Foregrip: Vertical Foregrip. The safest and most consistent choice, especially when spraying at 3x or 4x distances. It directly addresses the M416’s primary weakness: vertical pull. The Half Grip is a viable alternative if you prefer faster recoil recovery between bursts, and the Angled Foregrip suits aggressive players who need quicker ADS speed.

Stock: Tactical Stock. Reduces aim wobble and stabilizes ADS movement. This is the only stock the M416 accepts, so grab it whenever you see one.

Magazine: Extended Quickdraw Mag. Non-negotiable. Extra ammo and faster reload is the best combination in the game. If you can only find an Extended Mag, take it, but actively hunt for the Quickdraw version.

Scope: Red Dot (close) / 3x or 4x (mid). The M416 handles well with anything from a Red Dot up to a 6x, but the 3x Scope is the sweet spot for the current meta. It covers the engagement range where most fights happen without sacrificing too much peripheral awareness.

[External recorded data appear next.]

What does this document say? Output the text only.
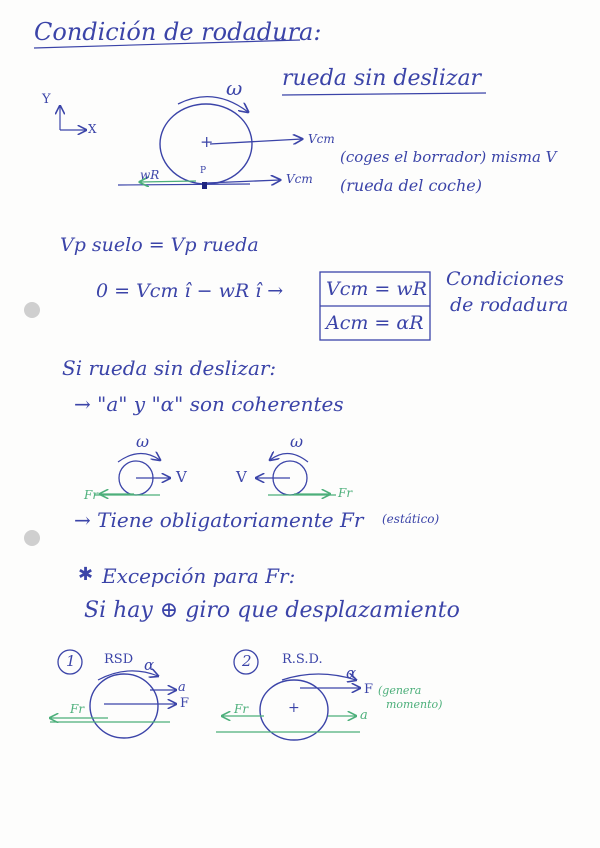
Condición de rodadura:
rueda sin deslizar
Y
X
ω
+	Vcm
wR	P
Vcm
(coges el borrador) misma V
(rueda del coche)
Vp suelo = Vp rueda
0 = Vcm î − wR î → Vcm = wR
Acm = αR
Condiciones
de rodadura
Si rueda sin deslizar:
→ "a" y "α" son coherentes
ω
V
Fr
ω
V
Fr
→ Tiene obligatoriamente Fr (estático)
✱ Excepción para Fr:
Si hay ⊕ giro que desplazamiento
1 RSD α
a
F
Fr
2 R.S.D.
α
F (genera
momento)
+
Fr	a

SlotBest ChoiceAlternative
MuzzleCompensatorMuzzle Brake
ForegripVertical ForegripHalf Grip / Angled Foregrip
StockTactical Stockβ€”
MagazineExt. Quickdraw MagExtended Mag
Scope3x / Red Dot4x / 6x

With this full build, the M416 becomes one of the most controllable automatic weapons in any mobile shooter. The recoil reduction stacks across all four attachments, and the result is a gun that barely moves during sustained fire.

Best Loadout Pairings for Ranked

Knowing which guns are strong is one thing. Knowing how to pair them is what actually wins games.

  • M416 + Kar98k/M24 is the classic all-rounder loadout. The AR handles everything from CQC to mid range, and the bolt-action gives you opening shots at distance before pushing. Both use different ammo types, so inventory management stays clean.
  • Beryl M762 + Mini-14 is the aggressive alternative. The Beryl’s raw damage shreds at close range, and the Mini-14 covers the long-range gaps with fast, accurate follow-up shots. Both use easily available ammo, and the playstyle rewards players who push fights.
  • M416 + DBS is the late-circle specialist. When zones get tight and building fights become inevitable, swapping to the DBS for indoor clearing while keeping the M416 for everything else is a loadout that pros consistently run in tournament finals.

Quick Meta Summary

The post-4.3 meta rewards consistent mid-range accuracy more than ever. The Passive Skill system adds strategic depth before the match starts, but once boots hit the ground, the gun in your hands still decides most fights. The M416 remains the backbone of virtually every competitive loadout, the Groza and AWM are must-grabs from airdrops, and the new M1 Garand is a fun addition that hasn’t cracked the top tier yet.

Pick your weapons based on how you actually play, not how a tier list tells you to play. But if you’re looking for the safest path to climbing in Season 29, start with the M416 and build outward from there.